Charon's Claw (Neverwinter #3)(80)



She tensed, and inhaled deeply to steady herself. As she stood straight once more, Entreri took a step to the side. He looked at the fire, giving her this moment of privacy as she passed through the darkness.

“You hated him more than I ever could,” Entreri admitted.

“He’s dead,” Dahlia stated flatly.

“And a pity that he fell through the dimensions as he breathed his last,” said Entreri. “I would have tied his corpse to my nightmare and dragged it through the streets of Neverwinter until the skin fell from his broken bones.”

He felt Dahlia looking at him, though he did not return the stare.

“For me?” she asked.

“For both of us,” he replied. Given what he knew now about Dahlia, such an act might have brought him a deeper peace from a more profound scar—with Herzgo Alegni substituting for one who betrayed him so many decades before.

Dahlia managed a little chuckle then, and said, “I would have liked watching that.”

In the brush not so far away, Drizzt Do’Urden couldn’t make out many of the words the two exchanged. He had dismounted and dismissed Andahar far back, when first he had spotted the fire. Somehow, he knew that it would be the camp of Dahlia and Entreri.

And still, Drizzt had not openly approached. He tried to tell himself that he wasn’t sneaking up on them.

He had watched their discussion for some time, and could have moved closer without being detected, perhaps close enough to hear their words.

But those words didn’t seem to matter. Drizzt found himself more interested in their movements, particularly the way they looked at each other, and more poignantly, how they looked away from each other.

There was nothing sexual between them, no hint that Entreri had made a cuckold of him or anything of the sort.

Strangely, Drizzt had a feeling that such a crude revelation might have stung less profoundly.

For he knew now what he had long suspected: Artemis Entreri knew something of Dahlia, understood something of Dahlia, which he did not and could not. Some cord wound between them. In her tears and in her quiet chuckle, Dahlia had shared more with Artemis Entreri then she had with Drizzt in all their nights of lovemaking.

How could it be that this quiet conversation about a campfire in the nighttime forest felt more intimate than making love?

It made no sense.

But there it was before him.





WHERE THE SHADOWS NEVER END





The wounds were considerable,” the shade priest explained. “He will be many tendays in repair.”

“Then get more priests to tend him,” Draygo Quick answered sharply. “He does not have tendays.”

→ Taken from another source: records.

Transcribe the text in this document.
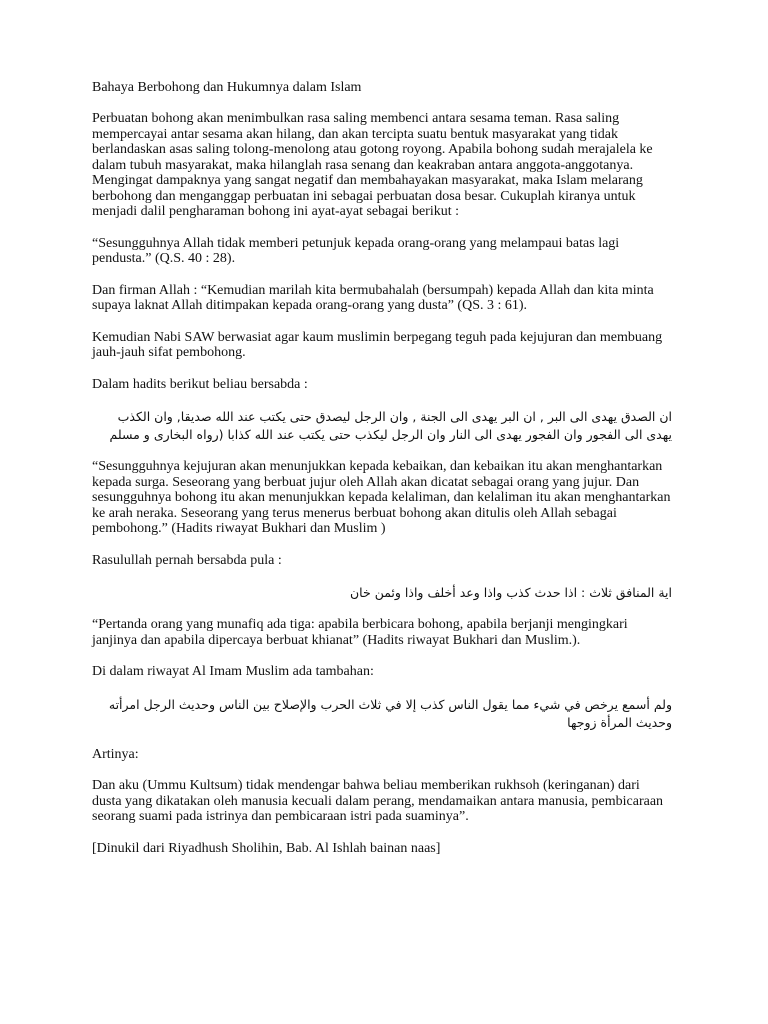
Bahaya Berbohong dan Hukumnya dalam Islam

Perbuatan bohong akan menimbulkan rasa saling membenci antara sesama teman. Rasa saling mempercayai antar sesama akan hilang, dan akan tercipta suatu bentuk masyarakat yang tidak berlandaskan asas saling tolong-menolong atau gotong royong. Apabila bohong sudah merajalela ke dalam tubuh masyarakat, maka hilanglah rasa senang dan keakraban antara anggota-anggotanya. Mengingat dampaknya yang sangat negatif dan membahayakan masyarakat, maka Islam melarang berbohong dan menganggap perbuatan ini sebagai perbuatan dosa besar. Cukuplah kiranya untuk menjadi dalil pengharaman bohong ini ayat-ayat sebagai berikut :

“Sesungguhnya Allah tidak memberi petunjuk kepada orang-orang yang melampaui batas lagi pendusta.” (Q.S. 40 : 28).

Dan firman Allah : “Kemudian marilah kita bermubahalah (bersumpah) kepada Allah dan kita minta supaya laknat Allah ditimpakan kepada orang-orang yang dusta” (QS. 3 : 61).

Kemudian Nabi SAW berwasiat agar kaum muslimin berpegang teguh pada kejujuran dan membuang jauh-jauh sifat pembohong.

Dalam hadits berikut beliau bersabda :

ان الصدق يهدى الى البر , ان البر يهدى الى الجنة , وان الرجل ليصدق حتى يكتب عند الله صديقا, وان الكذب يهدى الى الفجور وان الفجور يهدى الى النار وان الرجل ليكذب حتى يكتب عند الله كذابا (رواه البخارى و مسلم

“Sesungguhnya kejujuran akan menunjukkan kepada kebaikan, dan kebaikan itu akan menghantarkan kepada surga. Seseorang yang berbuat jujur oleh Allah akan dicatat sebagai orang yang jujur. Dan sesungguhnya bohong itu akan menunjukkan kepada kelaliman, dan kelaliman itu akan menghantarkan ke arah neraka. Seseorang yang terus menerus berbuat bohong akan ditulis oleh Allah sebagai pembohong.” (Hadits riwayat Bukhari dan Muslim )

Rasulullah pernah bersabda pula :

اية المنافق ثلاث : اذا حدث كذب واذا وعد أخلف واذا وئمن خان

“Pertanda orang yang munafiq ada tiga: apabila berbicara bohong, apabila berjanji mengingkari janjinya dan apabila dipercaya berbuat khianat” (Hadits riwayat Bukhari dan Muslim.).

Di dalam riwayat Al Imam Muslim ada tambahan:

ولم أسمع يرخص في شيء مما يقول الناس كذب إلا في ثلاث الحرب والإصلاح بين الناس وحديث الرجل امرأته وحديث المرأة زوجها

Artinya:

Dan aku (Ummu Kultsum) tidak mendengar bahwa beliau memberikan rukhsoh (keringanan) dari dusta yang dikatakan oleh manusia kecuali dalam perang, mendamaikan antara manusia, pembicaraan seorang suami pada istrinya dan pembicaraan istri pada suaminya”.

[Dinukil dari Riyadhush Sholihin, Bab. Al Ishlah bainan naas]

The priest rocked back, surprised, obviously, at being treated so. He and his brethren had just pulled the tiefling from the very edge of the grave, after all.

“Few had thought that Lord Alegni would survive, though your great action in destroying the vicious feline was brilliantly performed,” the priest replied, a stinging rebuttal, though one couched, prudently, with proper compliment to the powerful Netherese lord.

The words were true enough—regarding Alegni at least, Draygo Quick had to admit. The tiefling’s skin had been hanging in tatters, after all, and one of his eyes had been plucked from its socket, left hanging by a cord on his cheek.

And those had been the least of his wounds.

“I need him, quickly,” Draygo Quick demanded.

“He will live,” was all the priest could respond.

“He must do more than live,” the warlock warned. “He must return to Faer?n in mere days to retrieve that which he has lost.”

“The sword.”

“Our sword,” the withered old warlock replied.

“You could send others . . .”

“It is not my responsibility. It is Herzgo Alegni’s. Summon other priests—as many as you can find. Mend every wound and stand him up.”

The priest looked at him doubtfully.

“For his own sake,” Draygo Quick answered that stare. “Now be gone.”

The priest knew better than to argue with the likes of Draygo Quick, and he bowed curtly and hustled away.

Draygo Quick took a wheezing breath. He had sponsored Herzgo Alegni to a position of great power in Netherese society. He was not responsible for the tiefling, of course, but Alegni’s actions—his victories and his failures—surely played upon the well-guarded reputation of Draygo Quick.

Herzgo Alegni had lost a Netherese artifact, a powerful and prized sword, and one that Draygo Quick had given to him. Herzgo Alegni had to get it back. That would always be the case in Netherese custom and law, but it was even more poignant this time, Draygo Quick knew, for the recent history of Alegni had not been one of shining triumph. His expedition to the region known as Neverwinter should have been secured years before. True, the unexpected cataclysm of the volcanic eruption had occurred at a terrible time, but excuses could only carry one so far among the strict and demanding Netheril Empire.

Now the loss of the sword seemed even more profound, because it had come at a time of even higher expectation and because it had not been the only loss. Despite Draygo Quick’s controversial decision to send scores of reinforcements to Alegni’s Neverwinter garrison, the city of Neverwinter itself had been lost to the Netherese.

Even with the Thayans in disarray and on the run, the city had been lost.